February 21, 2017 -
With the growing adoption of voice biometrics for identification and authentication purposes, researchers are investigating into what the contributing factors of users’ voices changing over time.
Pindrop has released new research revealing that voices change significantly with age, even in the short term, which makes the process of voice biometrics-based authentication more difficult to achieve.
One of the greatest challenges of authenticating an aging voice is that every individual’s voice ages uniquely and at a different rate, which means there is no universally accepted factor that can be used in a known authentic recording to counterbalance the aging aspect.
“Voice biometrics aren’t accurate enough on their own. You have to add other factors like spoofing detection and phoneprinting,” said Dr. Elie Khoury, a principal research scientist at Pindrop.

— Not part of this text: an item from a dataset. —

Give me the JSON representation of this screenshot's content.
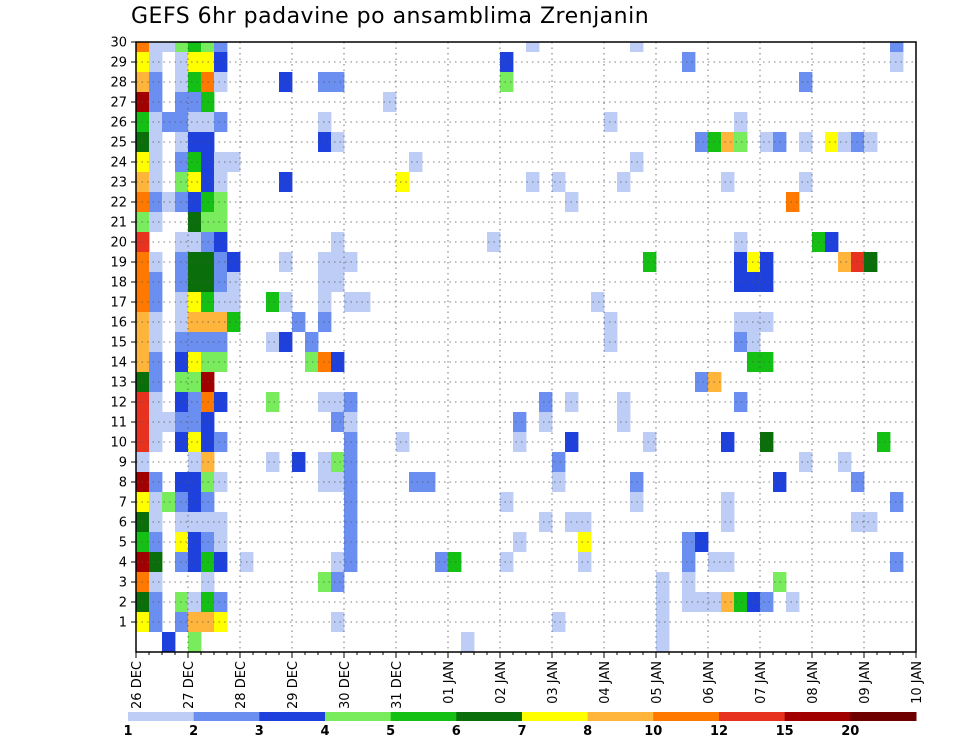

Khoury, who completed a long-term research study on voice aging, recently delivered a presentation on his results at the RSA Conference in San Francisco.
Unlike fingerprints and irises, which stay relatively the same over time, a user’s changing voice can directly affect scoring models and result in false acceptances or rejections.
In a two-year study of 122 participants who were native speakers of English, Dutch, French, German, Spanish, and Italian, Khoury concluded that the expected error rate (EER) of positively identifying a speaker increased drastically over time.
The study found that the EER almost doubled over the two years, as well as proving that not only one trait changes in a speaker’s voice over time.
“There’s a change in the pitch and the speed of the speech. When you compute the score, it will decrease slowly over time,” Khoury said. “That’s what’s risky for voice biometrics. The score should remain as high as possible for a match. Aging can make false detection or rejection go up over time. And the pitch will change multiple times during a lifetime.”
Aside from age, there are several other factors that can contribute to variances over time. Factors such as the speaker’s emotional state, stress levels, health, and vocal effort can all impact the accuracy of voice authentication, Khoury said.
As such, researchers are developing ways to compensate for these factors in order to improve the accuracy of voice models.
One method to improve accuracy is to tweak the threshold for acceptance, based on the amount of time that passes between tests.
Khoury said updating a model frequently can help compensate the effects of voice aging. By studying more than 400 recordings of Barack Obama’s public speeches from the beginning of his first term through the end of the second, Khoury found that reconfiguring the biometric model significantly lowered the impact that voice aging had on the score.
“You can update the model with each new recording, but that’s risky if someone is able to attack the system and compromise the model,” Khoury said.